A democratic voting process in spring 2018 led to the decision to keep the previous name. The school committee voted 5: 3 for the retention, after the teachers committee had also voted 26:21 in favor and the parents committee voted 10: 2 against. Ortmeyer's suggestion to revoke the European award “ School without Racism - School with Courage ”, which was awarded in 2016, caused horror and outrage in the school community . The headmistress Dagmar Linnert, who had initiated the discussion about the namesake in 2016/17, then made it clear that the school “has nothing to do with racism , of course.” The State Center for Civic Education Rhineland-Palatinate , which awarded the award on behalf of the European Jugendinitiative, announced after consultation with the German coordination office of the award that the title would not be revoked. However, the school must "constantly deal with this time, with this person and discuss their ambivalences," said the director of the state headquarters, and this process should not be completed with the decision not to rename the school.
Well-known former students
- Eduard Vongerichten (1852–1930), chemist
- Carl Gander (1855–1899), politician (NLP), member of the German Reichstag, German Empire
- Jakob Friedrich Keßler (1872–1939), Reich Attorney, Reich Judge and Church President of the Evangelical Church of the Palatinate (Protestant Church)
- Wilhelm Laforet (1877–1959), constitutional lawyer, ministerial official and politician (CSU)
- Eugen Croissant (1898–1976), painter and caricaturist
- Richard Rudolf Klein (1921–2011), composer and university professor
- Friedrich Wetter (* 1928), former Bishop of Speyer and Munich-Freising, Cardinal
- Fritz Strack (* 1950), social psychologist
- Pirmin Spiegel (* 1957), Catholic clergyman and development worker
- Manfred Cuntz (* 1958), astrophysicist
- Ansgar Lamott (* 1958), architect and university professor
- Carl-August Seibel (* 1958), shoe manufacturer
- Konrad Noben-Trauth (* 1959), microbiologist and lawyer
- Armin Hott (* 1960), artist and illustrator
- Joachim Wambsganß (* 1961), astrophysicist
- Michael Kalmbach (* 1962), painter and sculptor
- Dietmar Seefeldt (* 1970), local politician (CDU)

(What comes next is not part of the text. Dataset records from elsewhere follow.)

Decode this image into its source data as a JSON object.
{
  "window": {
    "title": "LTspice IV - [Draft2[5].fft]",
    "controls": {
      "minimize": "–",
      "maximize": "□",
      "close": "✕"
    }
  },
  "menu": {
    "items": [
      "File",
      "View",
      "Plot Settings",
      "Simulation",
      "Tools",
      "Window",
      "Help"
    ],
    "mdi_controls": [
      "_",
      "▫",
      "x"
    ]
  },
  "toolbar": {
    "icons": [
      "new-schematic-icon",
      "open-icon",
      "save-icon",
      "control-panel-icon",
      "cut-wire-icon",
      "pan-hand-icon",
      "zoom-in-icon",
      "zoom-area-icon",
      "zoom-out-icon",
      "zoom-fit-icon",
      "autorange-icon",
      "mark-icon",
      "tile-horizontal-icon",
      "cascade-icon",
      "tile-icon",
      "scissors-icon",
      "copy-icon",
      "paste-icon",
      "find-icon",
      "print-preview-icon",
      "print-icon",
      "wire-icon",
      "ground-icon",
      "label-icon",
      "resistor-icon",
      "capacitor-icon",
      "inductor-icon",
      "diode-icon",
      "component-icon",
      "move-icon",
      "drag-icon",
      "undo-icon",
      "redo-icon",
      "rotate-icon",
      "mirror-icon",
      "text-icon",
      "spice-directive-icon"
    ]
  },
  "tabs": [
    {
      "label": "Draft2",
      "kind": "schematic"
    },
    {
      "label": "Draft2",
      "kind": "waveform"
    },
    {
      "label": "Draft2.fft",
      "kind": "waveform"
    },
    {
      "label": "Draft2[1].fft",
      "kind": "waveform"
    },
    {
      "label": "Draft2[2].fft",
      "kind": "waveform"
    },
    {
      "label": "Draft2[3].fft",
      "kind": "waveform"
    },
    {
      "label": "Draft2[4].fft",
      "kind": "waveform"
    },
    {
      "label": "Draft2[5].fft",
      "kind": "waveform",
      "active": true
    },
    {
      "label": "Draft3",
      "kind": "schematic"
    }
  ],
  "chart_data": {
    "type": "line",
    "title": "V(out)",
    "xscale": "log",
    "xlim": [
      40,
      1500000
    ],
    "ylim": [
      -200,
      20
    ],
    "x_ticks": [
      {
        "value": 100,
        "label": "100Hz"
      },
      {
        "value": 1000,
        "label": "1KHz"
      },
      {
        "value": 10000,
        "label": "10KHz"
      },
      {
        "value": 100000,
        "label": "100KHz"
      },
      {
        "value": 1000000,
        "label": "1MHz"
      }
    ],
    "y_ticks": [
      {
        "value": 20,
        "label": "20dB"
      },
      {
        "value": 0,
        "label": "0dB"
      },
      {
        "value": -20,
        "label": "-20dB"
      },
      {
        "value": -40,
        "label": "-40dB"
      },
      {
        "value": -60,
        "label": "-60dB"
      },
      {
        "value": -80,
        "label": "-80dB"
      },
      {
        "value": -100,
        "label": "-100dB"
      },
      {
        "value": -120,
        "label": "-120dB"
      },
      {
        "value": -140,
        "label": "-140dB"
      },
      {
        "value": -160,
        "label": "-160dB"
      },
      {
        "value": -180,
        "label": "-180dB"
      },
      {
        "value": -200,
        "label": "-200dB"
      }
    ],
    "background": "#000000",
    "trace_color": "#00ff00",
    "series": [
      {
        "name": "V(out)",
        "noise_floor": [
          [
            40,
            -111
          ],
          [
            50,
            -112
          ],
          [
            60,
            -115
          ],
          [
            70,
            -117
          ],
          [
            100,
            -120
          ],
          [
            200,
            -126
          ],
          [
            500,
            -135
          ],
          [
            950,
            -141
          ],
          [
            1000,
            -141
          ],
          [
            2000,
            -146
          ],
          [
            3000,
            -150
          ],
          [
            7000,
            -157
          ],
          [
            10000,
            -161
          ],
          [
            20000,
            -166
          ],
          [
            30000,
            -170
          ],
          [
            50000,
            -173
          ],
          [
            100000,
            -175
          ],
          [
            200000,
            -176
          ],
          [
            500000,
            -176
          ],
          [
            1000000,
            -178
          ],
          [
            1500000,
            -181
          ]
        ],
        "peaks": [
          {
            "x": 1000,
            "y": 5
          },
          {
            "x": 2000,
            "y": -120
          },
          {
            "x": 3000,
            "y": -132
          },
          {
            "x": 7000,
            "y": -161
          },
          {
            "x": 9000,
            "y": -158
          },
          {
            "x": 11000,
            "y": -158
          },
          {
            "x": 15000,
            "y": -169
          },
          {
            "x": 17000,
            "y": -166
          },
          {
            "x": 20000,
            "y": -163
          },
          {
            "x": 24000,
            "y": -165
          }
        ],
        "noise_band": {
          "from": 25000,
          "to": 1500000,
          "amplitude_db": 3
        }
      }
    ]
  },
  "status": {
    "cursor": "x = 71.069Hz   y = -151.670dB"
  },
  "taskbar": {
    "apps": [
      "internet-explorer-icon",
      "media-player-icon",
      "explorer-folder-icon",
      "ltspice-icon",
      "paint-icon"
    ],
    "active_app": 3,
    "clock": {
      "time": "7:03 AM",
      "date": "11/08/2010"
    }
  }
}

- Andy Becht (* 1974), politician (FDP)
- Susanne Ganster (* 1976), politician (CDU)
- Thomas Hitschler (* 1982), politician (SPD) and member of the Bundestag
- Ricarda Lobe (* 1994), German champion with the 4 x 100 meter relay in 2015 and 2016 and hurdle sprinter
Individual evidence
- ↑ a b Sabine Schilling: “The process must not be completed”. In: Die Rheinpfalz , May 19, 2018, accessed March 2019.
- ↑ Falk Reimer: Landau: School was named after anti-Semite In: Die Rheinpfalz , June 14, 2017, accessed in March 2019.
- ↑ Paula Janke, Lena Wind: Eduard Spranger - “No idea who that is!” In: Die Rheinpfalz , 23 August 2017, accessed in March 2019.